Can iodine reduce the risk of breast cancer?
It has long been known that women in Southeast Asia much less likely to develop breast cancer than in Western countries.Some researchers suspect that this could be related to the increased iodine intake. A study seems now to confirm this.
That iodine deficiency can lead to problems with the thyroid gland, is well known. Less common is the idea that the amount of iodine intake can also have an effect on breast cancer risk. Epidemiological data led several years ago to suspect that there might be this effect of iodine, because in countries of Southeast Asia ill women about five times less likely to breast cancer than for example in US. Researchers suspect that this could be related not only with the consumption of soy, but also with the increased intake of iodine, because the people in Southeast Asia large amounts take kelp, seaweed and fish for themselves, which have a high content of iodine.
Animal studies have substantiated this relationship some time ago. With an increased intake of iodine through the diet the incidence of breast cancer was reduced by 70 percent in female rats. The latter has now been confirmed by a clinical pilot study. It was shown that in patients who were suffering from breast cancer, according to a four-week dose of four milligrams of iodine per day, the growth rate of tumors was reduced by 50 percent. At the same time more carcinoma cells were significantly died. An increased iodine intake could be not only a promising approach for the prevention of breast cancer, then, but also as an adjuvant therapy for existing breast cancers be suitable.
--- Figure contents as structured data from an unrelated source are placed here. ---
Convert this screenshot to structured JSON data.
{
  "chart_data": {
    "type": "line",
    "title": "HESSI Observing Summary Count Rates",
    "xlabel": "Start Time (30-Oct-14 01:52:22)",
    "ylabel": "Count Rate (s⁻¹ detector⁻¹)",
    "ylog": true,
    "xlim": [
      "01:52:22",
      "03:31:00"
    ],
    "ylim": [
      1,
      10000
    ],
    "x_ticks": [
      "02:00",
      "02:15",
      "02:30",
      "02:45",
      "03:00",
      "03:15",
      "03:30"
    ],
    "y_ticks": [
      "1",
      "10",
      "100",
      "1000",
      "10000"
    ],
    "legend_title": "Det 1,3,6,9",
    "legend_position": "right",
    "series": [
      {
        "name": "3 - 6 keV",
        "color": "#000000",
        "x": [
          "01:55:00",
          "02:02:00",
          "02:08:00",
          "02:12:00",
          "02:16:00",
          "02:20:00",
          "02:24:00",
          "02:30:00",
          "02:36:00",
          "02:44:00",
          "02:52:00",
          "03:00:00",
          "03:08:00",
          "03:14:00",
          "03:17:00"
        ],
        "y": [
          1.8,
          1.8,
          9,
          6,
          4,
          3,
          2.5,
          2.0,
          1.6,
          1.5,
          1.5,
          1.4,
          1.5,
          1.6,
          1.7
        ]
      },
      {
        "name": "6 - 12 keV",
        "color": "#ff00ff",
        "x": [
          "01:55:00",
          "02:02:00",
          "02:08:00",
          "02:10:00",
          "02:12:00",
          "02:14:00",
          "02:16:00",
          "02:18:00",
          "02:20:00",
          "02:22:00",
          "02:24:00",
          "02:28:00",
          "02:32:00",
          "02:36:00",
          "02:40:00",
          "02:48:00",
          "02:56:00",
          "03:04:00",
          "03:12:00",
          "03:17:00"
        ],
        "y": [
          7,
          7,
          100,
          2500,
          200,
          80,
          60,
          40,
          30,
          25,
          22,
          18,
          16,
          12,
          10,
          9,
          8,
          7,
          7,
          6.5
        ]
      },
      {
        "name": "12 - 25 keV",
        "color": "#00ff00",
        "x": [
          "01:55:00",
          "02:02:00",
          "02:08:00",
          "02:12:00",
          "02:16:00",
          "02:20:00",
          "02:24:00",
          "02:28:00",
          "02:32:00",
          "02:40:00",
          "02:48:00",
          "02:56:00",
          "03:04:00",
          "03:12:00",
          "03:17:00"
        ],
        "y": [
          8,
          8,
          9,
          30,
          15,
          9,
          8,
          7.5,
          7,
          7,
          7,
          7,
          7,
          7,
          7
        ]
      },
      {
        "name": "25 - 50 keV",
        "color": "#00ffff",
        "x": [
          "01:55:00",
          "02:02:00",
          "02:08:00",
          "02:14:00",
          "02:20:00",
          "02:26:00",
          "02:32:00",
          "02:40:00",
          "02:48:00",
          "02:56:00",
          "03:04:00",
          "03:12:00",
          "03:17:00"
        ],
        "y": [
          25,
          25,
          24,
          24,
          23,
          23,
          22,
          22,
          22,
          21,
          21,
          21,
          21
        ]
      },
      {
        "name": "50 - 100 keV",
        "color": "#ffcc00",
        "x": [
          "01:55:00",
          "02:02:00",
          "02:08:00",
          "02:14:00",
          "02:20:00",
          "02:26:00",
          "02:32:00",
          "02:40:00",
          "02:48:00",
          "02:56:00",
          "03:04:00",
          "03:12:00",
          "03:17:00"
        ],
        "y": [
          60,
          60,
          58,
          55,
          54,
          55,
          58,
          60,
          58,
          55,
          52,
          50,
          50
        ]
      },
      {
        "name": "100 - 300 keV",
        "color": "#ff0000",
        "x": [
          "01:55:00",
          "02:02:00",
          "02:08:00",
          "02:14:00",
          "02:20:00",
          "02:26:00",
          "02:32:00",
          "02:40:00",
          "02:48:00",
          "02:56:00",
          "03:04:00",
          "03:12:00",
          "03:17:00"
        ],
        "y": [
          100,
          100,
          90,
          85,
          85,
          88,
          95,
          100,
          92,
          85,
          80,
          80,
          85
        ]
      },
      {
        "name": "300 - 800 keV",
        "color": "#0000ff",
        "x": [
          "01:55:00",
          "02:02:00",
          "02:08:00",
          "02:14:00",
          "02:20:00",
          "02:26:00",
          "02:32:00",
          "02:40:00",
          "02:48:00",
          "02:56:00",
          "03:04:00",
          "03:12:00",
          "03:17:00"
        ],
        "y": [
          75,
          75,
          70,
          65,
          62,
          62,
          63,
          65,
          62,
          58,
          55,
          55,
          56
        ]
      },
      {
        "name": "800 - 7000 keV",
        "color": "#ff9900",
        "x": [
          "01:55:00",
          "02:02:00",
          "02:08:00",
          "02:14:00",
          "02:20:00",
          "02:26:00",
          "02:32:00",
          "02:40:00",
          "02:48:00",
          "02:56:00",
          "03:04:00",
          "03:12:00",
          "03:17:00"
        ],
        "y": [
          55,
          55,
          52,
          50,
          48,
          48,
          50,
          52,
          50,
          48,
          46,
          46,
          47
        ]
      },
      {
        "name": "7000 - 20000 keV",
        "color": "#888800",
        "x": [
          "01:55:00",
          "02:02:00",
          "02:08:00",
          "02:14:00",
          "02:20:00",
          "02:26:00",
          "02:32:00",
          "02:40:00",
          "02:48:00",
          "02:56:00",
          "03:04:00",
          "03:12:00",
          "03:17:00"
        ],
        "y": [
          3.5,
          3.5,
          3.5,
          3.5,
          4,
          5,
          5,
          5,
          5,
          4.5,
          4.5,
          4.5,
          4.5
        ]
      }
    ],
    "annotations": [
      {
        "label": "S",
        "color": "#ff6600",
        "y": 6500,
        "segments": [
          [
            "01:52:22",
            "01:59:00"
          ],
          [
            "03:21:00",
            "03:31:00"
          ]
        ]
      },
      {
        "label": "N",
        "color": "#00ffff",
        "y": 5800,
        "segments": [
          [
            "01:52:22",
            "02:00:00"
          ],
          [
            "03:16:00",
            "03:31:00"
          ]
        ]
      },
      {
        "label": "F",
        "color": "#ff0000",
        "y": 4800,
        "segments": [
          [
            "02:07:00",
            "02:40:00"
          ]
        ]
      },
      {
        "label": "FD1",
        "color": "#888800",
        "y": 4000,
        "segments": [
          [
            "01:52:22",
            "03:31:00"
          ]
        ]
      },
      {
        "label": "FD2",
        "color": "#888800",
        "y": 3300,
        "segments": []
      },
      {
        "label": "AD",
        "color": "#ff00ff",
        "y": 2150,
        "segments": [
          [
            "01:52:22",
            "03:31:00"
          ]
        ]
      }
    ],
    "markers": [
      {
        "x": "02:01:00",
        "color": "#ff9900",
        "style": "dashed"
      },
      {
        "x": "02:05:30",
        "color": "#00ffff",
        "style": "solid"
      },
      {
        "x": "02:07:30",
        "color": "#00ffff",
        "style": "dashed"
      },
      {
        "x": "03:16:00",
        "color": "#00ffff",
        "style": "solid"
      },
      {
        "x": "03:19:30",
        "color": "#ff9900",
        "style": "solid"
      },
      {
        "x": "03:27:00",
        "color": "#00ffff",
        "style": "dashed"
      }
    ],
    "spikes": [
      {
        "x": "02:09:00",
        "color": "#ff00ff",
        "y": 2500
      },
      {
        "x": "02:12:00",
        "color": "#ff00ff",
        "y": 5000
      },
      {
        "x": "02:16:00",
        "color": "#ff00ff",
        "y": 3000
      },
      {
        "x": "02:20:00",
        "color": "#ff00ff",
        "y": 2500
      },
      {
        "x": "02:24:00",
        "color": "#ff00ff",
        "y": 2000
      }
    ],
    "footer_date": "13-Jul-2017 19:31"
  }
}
Professors are suspected that there are something common between the pathological mechanism of thyroid disease and breast cancer. Certain metabolic products of iodine seem both the growth of thyroid cells and to inhibit the cancer cell. However, the exact relationships are still unexplored. Although a possible antioxidant protective function of iodide was discussed in recent years, making the so-called free radicals dismantled and could be rendered harmless, which in turn can lead to malignant changes in cells and genetic material. But this thesis is not established yet.